2. Originally Posted by paperclip
Show that the function f defined by f(x)=0 if x is irrational and f(x)=1 if x is rational does not have a limit at any point.

Any suggestions?
Let $x_{n}=\bigg(1+\frac{1}{n}\bigg)^{n}$ for all $n\in\mathbb{N}$, then we know that $x_{n}\in\mathbb{Q}$ for all $n\in\mathbb{N}$ and $x_{n}\to\mathrm{e}\in\mathbb{Q}^{c}$ as $n\to\infty$.
Therefore, we have $f(x_{n})=1$ for all $n\in\mathbb{N}$ but $\lim\nolimits_{n\to\infty}f(x_{n})=f(\mathrm{e})=0 \neq1$.
Thus $f$ is not continuous at $\mathrm{e}$.

However, you can give a good proof for the general case since for any $\xi\in\mathbb{R}$, you may find $\{\sigma_{n}\}_{n\in\mathbb{N}}\subset\mathbb{Q}$ and $\{\zeta_{n}\}_{n\in\mathbb{N}}\subset\mathbb{Q}^{c }$ such that $\sigma_{n},\zeta_{n}\to\xi$ as $n\to\infty$.
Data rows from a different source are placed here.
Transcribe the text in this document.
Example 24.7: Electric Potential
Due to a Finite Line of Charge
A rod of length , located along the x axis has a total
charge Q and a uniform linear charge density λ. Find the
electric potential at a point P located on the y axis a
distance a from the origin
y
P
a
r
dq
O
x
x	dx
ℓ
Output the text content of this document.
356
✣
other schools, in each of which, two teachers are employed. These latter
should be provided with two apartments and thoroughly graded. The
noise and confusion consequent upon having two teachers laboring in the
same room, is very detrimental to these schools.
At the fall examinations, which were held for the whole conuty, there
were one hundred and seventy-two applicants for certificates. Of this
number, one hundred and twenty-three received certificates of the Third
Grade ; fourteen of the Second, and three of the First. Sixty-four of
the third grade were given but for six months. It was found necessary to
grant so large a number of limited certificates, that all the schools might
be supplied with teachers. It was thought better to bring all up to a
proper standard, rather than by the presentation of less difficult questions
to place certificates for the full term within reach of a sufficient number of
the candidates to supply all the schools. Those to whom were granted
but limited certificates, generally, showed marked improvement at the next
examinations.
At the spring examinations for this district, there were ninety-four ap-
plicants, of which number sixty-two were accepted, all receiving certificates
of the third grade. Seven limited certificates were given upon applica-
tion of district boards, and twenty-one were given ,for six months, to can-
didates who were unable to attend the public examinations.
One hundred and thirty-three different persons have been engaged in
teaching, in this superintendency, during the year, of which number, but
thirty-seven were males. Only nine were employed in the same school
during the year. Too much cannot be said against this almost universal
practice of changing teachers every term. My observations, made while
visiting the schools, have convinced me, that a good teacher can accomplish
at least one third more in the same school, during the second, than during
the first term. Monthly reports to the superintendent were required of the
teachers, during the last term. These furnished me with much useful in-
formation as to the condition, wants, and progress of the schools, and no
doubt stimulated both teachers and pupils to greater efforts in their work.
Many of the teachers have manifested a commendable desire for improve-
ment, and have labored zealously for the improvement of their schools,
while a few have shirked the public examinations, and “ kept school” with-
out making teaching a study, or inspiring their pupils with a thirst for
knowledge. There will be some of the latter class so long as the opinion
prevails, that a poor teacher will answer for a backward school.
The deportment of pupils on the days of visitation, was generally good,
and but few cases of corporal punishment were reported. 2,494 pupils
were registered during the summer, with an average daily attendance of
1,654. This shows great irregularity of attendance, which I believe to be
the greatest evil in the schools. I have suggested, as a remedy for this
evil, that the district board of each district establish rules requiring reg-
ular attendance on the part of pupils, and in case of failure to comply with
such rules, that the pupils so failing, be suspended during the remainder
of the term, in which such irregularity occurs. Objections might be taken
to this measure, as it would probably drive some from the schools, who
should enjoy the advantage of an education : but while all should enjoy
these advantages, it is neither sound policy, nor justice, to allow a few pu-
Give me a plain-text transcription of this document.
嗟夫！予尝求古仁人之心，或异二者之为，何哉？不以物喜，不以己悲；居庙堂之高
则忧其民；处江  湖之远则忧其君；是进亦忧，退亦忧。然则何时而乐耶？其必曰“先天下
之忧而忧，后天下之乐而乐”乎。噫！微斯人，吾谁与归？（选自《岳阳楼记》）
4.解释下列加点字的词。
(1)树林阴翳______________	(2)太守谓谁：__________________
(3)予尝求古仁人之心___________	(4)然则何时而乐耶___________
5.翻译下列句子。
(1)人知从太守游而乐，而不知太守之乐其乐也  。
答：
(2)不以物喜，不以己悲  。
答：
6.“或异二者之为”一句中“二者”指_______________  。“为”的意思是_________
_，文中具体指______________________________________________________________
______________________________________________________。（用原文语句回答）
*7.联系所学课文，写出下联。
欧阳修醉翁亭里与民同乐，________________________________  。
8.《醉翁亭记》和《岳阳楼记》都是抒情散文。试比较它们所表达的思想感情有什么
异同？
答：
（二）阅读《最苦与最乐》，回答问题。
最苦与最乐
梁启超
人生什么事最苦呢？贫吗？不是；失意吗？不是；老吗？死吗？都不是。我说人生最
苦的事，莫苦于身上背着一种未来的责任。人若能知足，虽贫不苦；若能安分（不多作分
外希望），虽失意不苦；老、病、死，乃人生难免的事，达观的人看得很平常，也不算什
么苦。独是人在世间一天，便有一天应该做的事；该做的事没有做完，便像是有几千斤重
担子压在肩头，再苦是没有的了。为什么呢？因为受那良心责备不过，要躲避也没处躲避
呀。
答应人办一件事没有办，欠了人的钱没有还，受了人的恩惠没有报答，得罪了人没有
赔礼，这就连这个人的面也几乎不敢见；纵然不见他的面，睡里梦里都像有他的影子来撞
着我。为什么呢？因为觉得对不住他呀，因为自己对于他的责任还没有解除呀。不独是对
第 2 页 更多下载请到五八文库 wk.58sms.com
(a) for any $s,t \in \mathbb{R}, \exists r \in \mathbb{Q} \ : \ s < r < t$
(b) for any $r \in \mathbb{Q}^c$, there exists a sequence $\left\{a_n\right\}_{n=1}^{\infty}$ such that $\forall n \in \mathbb{N}, a_n \in \mathbb{Q}$ and $a_n \rightarrow r$